Eppure ci sarebbe un estremo bisogno di una teorizzazione che aiuti ad avere una visione d’insieme su questo nuovo metodo di fare economia. Se è vero, infatti, che la pressione generata dal fallimento dell’economia ultra-liberale sta gonfiando le vele della Pop Economy, è ancor più vero che se tale pressione andrà oltre il livello di guardia non solo le vele della Pop Economy si squarceranno ma l’intero sistema economico collasserà. Non è quindi interesse di nessuno opporsi a certe novità. Se il liberismo potrà avere qualche anno in più di vita, lo dovrà solo a fenomeni come la Pop Economy, cioè a fenomeni in grado di mitigarne i drammatici effetti negativi.

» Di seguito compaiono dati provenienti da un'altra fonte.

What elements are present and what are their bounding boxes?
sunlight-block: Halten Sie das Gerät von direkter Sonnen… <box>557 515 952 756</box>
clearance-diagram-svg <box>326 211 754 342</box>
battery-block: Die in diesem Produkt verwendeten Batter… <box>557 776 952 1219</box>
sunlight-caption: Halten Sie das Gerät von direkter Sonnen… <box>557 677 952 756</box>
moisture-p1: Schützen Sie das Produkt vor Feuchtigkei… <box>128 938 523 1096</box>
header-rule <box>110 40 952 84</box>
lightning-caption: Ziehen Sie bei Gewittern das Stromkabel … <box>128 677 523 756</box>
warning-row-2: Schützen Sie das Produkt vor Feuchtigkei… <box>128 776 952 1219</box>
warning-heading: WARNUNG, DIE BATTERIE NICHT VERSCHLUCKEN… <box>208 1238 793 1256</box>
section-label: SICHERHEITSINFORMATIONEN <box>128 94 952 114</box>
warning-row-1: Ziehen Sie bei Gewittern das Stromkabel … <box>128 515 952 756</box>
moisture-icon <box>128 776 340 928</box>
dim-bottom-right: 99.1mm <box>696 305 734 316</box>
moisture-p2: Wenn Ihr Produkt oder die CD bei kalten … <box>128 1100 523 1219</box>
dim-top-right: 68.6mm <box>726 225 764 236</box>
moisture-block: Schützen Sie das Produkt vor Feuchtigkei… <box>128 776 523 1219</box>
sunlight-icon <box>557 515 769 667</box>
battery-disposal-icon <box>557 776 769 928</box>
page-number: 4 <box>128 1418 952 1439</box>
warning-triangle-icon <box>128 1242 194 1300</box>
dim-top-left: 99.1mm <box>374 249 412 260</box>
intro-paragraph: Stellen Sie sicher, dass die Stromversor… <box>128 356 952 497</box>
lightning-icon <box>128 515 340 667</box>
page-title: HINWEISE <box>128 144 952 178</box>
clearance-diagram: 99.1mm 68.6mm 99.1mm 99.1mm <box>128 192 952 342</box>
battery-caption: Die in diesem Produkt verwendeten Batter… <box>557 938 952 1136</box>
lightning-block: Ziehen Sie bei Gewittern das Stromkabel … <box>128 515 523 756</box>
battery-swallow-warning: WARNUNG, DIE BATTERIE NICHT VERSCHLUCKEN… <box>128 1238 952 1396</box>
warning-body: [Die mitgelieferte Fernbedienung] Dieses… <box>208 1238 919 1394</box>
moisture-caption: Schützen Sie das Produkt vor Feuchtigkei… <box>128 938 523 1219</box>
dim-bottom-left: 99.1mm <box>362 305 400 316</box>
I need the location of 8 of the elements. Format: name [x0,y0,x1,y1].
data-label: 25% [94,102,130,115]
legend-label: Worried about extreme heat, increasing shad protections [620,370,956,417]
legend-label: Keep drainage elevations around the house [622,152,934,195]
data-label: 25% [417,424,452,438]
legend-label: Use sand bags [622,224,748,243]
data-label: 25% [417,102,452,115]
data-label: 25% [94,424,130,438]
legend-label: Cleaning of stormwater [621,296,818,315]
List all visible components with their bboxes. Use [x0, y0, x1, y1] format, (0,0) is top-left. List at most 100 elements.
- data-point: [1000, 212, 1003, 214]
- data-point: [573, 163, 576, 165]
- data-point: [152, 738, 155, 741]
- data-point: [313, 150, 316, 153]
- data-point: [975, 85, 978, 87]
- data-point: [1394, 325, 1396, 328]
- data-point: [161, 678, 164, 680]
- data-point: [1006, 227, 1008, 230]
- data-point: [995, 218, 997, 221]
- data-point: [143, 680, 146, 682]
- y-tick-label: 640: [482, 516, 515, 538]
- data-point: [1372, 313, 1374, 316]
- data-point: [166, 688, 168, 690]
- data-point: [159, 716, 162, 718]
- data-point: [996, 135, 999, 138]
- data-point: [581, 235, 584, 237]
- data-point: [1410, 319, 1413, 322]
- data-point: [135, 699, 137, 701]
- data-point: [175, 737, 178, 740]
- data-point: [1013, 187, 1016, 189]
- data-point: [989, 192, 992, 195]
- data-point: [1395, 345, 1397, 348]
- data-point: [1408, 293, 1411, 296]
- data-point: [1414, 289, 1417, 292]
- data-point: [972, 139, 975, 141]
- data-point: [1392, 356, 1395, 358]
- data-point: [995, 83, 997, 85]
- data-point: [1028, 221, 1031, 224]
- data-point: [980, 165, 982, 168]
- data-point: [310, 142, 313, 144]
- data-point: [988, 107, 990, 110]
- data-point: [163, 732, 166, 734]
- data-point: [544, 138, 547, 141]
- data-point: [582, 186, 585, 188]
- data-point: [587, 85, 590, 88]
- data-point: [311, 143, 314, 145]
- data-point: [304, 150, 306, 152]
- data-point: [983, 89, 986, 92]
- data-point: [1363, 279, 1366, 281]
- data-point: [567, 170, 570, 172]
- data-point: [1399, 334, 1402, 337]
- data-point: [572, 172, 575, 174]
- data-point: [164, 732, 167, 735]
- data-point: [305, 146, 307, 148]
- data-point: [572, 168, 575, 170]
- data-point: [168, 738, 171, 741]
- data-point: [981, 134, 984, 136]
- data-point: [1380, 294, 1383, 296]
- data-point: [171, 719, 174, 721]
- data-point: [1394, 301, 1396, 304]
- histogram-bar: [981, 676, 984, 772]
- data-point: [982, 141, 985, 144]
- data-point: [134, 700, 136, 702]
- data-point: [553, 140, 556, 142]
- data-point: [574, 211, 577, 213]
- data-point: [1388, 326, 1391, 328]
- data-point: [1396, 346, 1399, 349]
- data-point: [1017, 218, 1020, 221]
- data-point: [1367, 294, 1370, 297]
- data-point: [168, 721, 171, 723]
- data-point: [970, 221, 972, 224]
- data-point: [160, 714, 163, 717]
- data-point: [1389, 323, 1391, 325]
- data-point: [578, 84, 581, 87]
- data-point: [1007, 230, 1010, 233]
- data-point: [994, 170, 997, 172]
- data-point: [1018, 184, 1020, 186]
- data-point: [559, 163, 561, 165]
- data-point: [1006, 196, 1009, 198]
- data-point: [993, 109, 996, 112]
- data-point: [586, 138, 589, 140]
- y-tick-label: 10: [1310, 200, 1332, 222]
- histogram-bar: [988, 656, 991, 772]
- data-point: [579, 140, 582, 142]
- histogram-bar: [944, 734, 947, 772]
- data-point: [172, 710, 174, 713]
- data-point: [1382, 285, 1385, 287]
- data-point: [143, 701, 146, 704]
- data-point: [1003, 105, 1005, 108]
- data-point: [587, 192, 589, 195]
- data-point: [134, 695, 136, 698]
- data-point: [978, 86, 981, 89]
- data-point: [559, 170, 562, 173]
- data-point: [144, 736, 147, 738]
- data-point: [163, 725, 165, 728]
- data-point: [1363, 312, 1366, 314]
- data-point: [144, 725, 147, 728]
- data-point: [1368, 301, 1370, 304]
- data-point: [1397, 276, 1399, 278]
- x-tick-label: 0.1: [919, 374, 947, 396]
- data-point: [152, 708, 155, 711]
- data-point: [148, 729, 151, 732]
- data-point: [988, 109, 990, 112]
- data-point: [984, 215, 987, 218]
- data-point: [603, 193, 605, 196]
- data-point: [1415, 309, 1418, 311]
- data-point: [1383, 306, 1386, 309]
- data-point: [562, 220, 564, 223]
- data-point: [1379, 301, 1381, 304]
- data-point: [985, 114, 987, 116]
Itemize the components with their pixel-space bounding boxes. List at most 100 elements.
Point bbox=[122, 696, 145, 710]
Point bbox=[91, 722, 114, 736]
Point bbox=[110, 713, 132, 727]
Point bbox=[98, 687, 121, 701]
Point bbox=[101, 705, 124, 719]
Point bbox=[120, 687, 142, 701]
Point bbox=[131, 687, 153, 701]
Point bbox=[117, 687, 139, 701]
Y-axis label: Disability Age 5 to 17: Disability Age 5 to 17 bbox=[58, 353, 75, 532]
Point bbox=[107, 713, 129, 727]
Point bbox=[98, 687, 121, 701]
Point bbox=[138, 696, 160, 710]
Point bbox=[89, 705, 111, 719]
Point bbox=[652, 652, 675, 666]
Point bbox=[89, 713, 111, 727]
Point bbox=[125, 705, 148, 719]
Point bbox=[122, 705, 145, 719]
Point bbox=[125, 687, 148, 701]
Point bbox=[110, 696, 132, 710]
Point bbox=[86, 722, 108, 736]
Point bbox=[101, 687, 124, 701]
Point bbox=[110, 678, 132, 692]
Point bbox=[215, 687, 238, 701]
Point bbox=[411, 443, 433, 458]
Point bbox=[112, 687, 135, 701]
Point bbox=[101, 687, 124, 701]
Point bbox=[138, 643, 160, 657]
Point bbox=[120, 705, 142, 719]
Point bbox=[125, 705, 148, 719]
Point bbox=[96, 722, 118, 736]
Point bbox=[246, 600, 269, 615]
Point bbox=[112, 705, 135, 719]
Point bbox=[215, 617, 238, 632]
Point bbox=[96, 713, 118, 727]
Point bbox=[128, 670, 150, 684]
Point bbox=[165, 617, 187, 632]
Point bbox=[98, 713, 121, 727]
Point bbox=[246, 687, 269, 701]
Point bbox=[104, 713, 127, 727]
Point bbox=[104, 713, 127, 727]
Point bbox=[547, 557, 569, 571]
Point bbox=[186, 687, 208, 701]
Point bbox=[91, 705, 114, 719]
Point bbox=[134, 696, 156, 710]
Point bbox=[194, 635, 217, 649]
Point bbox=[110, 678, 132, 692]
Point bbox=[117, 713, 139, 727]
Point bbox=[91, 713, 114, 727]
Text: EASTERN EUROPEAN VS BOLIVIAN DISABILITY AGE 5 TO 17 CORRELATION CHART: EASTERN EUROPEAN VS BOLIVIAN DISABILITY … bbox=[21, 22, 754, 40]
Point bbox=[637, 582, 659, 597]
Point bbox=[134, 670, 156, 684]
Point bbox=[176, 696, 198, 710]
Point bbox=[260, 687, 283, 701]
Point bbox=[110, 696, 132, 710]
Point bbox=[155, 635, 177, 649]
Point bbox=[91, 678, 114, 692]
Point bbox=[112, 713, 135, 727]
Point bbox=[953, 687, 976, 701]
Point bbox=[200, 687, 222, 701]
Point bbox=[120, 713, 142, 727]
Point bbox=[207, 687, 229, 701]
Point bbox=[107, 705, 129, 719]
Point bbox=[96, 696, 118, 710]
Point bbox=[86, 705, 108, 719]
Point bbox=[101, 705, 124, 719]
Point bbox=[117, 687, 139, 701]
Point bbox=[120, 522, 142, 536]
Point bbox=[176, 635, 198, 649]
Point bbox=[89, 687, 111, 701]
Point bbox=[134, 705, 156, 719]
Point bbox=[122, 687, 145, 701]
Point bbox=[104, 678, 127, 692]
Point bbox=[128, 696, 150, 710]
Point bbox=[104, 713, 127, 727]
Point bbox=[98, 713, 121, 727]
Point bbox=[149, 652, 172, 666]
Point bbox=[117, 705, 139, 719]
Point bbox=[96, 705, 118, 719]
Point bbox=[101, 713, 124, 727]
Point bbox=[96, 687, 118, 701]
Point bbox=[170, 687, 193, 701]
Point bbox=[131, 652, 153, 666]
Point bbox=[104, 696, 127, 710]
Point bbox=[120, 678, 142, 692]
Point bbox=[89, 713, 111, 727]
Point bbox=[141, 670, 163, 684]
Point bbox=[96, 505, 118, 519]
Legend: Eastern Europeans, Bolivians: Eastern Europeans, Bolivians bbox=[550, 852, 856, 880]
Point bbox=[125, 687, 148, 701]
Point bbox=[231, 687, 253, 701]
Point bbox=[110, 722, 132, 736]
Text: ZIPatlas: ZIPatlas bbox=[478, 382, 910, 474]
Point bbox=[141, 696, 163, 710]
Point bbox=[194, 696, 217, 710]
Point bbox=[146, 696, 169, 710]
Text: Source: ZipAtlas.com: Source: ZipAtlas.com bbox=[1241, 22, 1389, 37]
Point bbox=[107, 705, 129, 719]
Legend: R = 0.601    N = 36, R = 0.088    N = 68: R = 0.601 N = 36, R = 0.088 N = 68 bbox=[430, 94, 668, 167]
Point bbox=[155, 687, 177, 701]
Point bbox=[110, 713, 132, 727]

Mentre le leadership mondiali, al fine di mantenere ed accrescere i propri osceni privilegi, tentano di spremere la base della società civile fino all’ultima goccia di “lacrime-e-sangue” usando la competizione al ribasso tra poveri come leva d’azione ricattatoria, la base reagisce tentando (con mezzi incommensurabilmente minori) di svincolarsi dalla morsa ed inventandosi quindi la Pop Economy. Se la base della società civile non riuscirà a vincere, almeno parzialmente, questa sfida, la pressione derivante dal fallimento del capitalismo ultra-liberista travolgerà tutti e tutto, leadership mondiali incluse.